Am Ende der Welt ( für Katja )

Das Bergnest „Immouzer“ war ein verschlafenes Dörfchen, das in der flirrenden Mittagshitze den Schatten suchte. Nur ein paar alte Männer hockten im Schutz einer zerbröselnden Lehmmauer, während sich vorbeihuschende Eidechsen in den Mauerfugen verkrochen.
Ein gut rasierter Soldat im Khaki saß auf einem Klapphocker und versperrte breitbeinig den Zugang zu einer Art Militärbaracke. Die marokkanische Flagge mit dem Stern des Propheten hing schlaff am Fahnenmast. Als der Soldat unsere neugierigen Blicke erwiderte, straffte sich sein Oberkörper wie bei einem Wachhund. Seine Maschinenpistole lag griffbereit und doch nachlässig über seinen Knien.
Ein abgemagerter Hund überquerte hinkend die Dorfstrasse.
Der abschüssige Schotterweg führte uns direkt auf einen staubigen Platz, auf dem ein Überlandbus vor sich hin rottete. Mehrere Schuppen auf dem Gelände bargen undefinierbares Gerümpel und ein junges Mädchen mit tief in die Stirn gezogenem Kopftuch verbrannte Abfälle.
Ein Pfeil verwies auf das „Hotel des Cascades“.
Nachdem ich unseren R4 abgestellt hatte, lockte uns eine Treppe durch luftiges Buschwerk auf eine Terrasse, die von blühenden Mandelbäumen umgeben war. Das kleine Hotel, das am Hang lag, wurde von kubischen Säulen gestützt, die sich gegen die Tiefe des Abhanges stemmten. Die locker arrangierten Tische auf der Terrasse wurden von kaffeehausartigen Stühlen eingerahmt. Aus der Küche hörte man das Klappern von Tellern und französisches Stimmengewirr, als wäre man in der Haute Provence. Oder in einer französische Enklave mitten in der marokkanischen Bergwelt.

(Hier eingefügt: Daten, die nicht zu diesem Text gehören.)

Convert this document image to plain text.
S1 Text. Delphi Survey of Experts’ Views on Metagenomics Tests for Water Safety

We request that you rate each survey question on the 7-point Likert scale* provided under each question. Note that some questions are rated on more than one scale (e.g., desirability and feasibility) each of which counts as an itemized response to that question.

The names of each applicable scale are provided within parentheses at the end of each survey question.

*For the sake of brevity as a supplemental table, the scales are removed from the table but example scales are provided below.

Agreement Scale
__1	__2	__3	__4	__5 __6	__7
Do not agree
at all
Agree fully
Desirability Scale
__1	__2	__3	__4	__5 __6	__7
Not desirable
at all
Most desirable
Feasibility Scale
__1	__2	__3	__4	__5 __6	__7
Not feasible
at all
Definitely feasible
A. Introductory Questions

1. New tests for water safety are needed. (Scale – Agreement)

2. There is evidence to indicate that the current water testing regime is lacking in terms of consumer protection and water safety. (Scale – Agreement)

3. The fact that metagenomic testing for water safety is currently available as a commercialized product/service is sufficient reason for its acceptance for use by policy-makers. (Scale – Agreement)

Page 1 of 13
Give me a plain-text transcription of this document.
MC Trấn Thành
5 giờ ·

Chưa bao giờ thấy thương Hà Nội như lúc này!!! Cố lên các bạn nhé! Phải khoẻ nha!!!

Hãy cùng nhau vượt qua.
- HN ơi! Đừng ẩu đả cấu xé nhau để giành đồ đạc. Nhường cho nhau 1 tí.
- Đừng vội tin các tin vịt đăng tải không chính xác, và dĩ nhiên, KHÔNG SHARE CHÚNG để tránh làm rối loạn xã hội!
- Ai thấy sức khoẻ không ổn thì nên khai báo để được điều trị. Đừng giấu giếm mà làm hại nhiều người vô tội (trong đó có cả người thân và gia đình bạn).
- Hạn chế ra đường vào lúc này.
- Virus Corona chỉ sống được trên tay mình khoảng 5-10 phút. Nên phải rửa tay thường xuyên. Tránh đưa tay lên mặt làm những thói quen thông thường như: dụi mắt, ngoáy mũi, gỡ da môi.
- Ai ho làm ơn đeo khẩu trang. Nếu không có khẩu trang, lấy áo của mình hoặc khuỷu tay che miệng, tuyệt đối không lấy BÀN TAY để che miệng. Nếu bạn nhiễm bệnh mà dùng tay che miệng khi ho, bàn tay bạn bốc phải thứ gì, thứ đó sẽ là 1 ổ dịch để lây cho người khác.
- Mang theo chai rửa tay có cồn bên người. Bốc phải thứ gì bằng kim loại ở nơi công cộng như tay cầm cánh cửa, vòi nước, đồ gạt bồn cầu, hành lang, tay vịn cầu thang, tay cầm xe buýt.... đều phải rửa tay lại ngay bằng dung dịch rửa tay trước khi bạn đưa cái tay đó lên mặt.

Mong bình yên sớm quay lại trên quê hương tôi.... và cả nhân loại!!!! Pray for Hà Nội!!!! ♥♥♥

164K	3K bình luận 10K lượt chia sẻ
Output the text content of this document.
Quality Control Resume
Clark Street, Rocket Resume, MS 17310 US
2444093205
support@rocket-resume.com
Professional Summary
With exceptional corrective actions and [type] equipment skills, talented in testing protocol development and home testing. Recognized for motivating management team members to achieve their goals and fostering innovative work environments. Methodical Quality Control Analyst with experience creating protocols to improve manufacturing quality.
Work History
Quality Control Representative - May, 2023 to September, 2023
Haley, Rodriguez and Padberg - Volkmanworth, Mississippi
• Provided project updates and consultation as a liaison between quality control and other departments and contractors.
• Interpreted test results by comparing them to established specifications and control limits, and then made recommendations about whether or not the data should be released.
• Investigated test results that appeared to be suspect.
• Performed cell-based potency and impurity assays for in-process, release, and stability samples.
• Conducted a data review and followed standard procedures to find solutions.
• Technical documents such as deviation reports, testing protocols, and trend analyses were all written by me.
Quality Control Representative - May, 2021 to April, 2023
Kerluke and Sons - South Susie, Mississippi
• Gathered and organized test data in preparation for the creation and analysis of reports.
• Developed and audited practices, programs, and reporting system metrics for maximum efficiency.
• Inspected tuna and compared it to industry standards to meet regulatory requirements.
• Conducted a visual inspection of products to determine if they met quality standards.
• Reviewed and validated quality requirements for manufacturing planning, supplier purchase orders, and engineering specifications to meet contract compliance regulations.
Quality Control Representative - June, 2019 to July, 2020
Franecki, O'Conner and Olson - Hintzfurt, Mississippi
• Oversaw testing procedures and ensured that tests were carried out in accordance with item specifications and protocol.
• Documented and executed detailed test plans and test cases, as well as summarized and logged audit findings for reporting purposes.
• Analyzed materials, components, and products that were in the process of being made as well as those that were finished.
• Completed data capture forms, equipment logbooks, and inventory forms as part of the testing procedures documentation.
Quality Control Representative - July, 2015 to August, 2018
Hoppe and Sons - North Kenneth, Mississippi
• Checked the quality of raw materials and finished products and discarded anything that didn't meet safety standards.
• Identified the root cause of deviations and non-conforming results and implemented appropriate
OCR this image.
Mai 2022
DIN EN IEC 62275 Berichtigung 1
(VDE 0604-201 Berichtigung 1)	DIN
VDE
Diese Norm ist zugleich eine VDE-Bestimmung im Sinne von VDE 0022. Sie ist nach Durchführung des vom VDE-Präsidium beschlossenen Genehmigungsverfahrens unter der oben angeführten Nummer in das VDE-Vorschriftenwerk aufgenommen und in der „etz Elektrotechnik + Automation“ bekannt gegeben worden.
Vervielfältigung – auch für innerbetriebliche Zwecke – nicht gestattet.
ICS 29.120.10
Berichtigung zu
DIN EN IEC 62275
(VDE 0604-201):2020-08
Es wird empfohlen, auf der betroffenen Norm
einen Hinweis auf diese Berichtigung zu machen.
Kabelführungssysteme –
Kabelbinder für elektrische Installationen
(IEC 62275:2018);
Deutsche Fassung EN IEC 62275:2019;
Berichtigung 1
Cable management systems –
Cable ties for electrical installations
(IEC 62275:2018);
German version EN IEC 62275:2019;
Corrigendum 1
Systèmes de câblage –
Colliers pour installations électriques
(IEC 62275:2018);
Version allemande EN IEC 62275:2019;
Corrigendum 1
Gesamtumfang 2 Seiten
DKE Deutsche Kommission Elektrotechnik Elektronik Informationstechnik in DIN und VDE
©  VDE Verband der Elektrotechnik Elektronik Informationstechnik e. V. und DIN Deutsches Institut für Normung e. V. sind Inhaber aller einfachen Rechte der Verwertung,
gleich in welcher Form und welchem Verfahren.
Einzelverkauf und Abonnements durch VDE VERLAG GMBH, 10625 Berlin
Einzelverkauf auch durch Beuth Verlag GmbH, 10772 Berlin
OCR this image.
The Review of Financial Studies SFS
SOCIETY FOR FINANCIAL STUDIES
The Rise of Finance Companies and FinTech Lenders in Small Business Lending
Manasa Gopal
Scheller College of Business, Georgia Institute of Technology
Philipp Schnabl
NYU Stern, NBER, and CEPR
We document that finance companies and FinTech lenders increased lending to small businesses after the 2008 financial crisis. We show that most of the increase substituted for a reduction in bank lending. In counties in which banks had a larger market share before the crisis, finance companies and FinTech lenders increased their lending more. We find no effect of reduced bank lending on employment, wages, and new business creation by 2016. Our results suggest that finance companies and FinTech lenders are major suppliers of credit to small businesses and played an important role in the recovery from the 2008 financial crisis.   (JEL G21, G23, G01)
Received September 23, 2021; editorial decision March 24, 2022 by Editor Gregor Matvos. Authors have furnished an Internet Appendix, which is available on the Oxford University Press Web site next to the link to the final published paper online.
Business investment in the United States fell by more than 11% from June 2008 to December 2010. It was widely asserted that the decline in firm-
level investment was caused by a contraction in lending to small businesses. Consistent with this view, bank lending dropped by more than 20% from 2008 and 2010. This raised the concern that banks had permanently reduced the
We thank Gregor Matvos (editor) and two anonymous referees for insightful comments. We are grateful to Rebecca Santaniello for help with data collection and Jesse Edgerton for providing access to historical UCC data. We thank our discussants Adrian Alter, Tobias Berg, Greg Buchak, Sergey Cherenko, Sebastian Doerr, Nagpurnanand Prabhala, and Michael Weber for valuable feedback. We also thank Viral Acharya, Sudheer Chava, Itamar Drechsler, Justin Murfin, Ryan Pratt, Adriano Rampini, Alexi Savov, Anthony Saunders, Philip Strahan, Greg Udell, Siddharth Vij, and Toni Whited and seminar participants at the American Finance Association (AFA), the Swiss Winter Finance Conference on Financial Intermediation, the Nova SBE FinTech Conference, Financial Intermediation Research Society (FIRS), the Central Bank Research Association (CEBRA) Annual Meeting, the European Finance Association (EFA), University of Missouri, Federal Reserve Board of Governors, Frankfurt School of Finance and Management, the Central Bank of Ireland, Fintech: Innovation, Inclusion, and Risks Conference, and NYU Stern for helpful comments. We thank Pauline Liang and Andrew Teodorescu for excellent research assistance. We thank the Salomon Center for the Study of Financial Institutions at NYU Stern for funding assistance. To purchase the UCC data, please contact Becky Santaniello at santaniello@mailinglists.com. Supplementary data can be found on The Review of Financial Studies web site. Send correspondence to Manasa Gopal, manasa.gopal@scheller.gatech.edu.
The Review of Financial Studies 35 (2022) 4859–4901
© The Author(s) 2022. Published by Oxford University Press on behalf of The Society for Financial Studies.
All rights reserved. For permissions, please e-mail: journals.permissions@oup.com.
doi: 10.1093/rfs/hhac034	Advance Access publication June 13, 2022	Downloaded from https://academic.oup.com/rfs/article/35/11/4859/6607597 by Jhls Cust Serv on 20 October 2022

Der Wirt, der trotz dieser Weltabgeschiedenheit auf seine europäisch orientierte Kleidung – schwarzer Westenanzug, weißes Hemd – zu achten schien, schrieb in stenografischem Galopp unsere Wünsche auf. Am Nebentisch saßen drei junge Männer bei ihrem schwarzen Kaffee. Auch sie waren westlich gekleidet und trugen sorgfältig gestutzte Schnurrbärte.
Unsere Tochter unternahm auf eigene Faust ihre Entdeckungstour. Ausgelassen kam sie herbei gesprungen und legte begeistert ihre Schätze auf den Tisch:
„Dahinten steht ein Apfelsinenbaum.“
„Komm, Katja, wir gehen vor dem Essen noch etwas spazieren,“ sagte Maren und blinzelte mir zu. Die beiden verschwanden über ein kleines Treppchen und kamen erst unterhalb der Terrasse wieder in mein Blickfeld.
Während Maren das völlig verrottete Schwimmbecken inspizierte, in dessen geplatzter Haut dicke Moospolster nisteten, winkte mir Katja zu. Etwas nachlässig erwiderte ich ihren Gruß, während ich die Orangen in meine Umhängetasche packte wie ein sparsamer Hamster.
Nachdem wir unser Essen bezahlt hatten (es gab eindrucksvolle Metallspieße , sogenannte Brouchers, auf denen sich acht kleinste Fleischstücke wie eine Vierteltonleiter perlten) trauten wir uns einem Wegweiser an, der auf die „Cascades“ verwies.
Als wir den serpentinartigen Schotterweg ins Tal krochen, wusste ich, dass am Ende der Welt etwas Besonderes sein musste.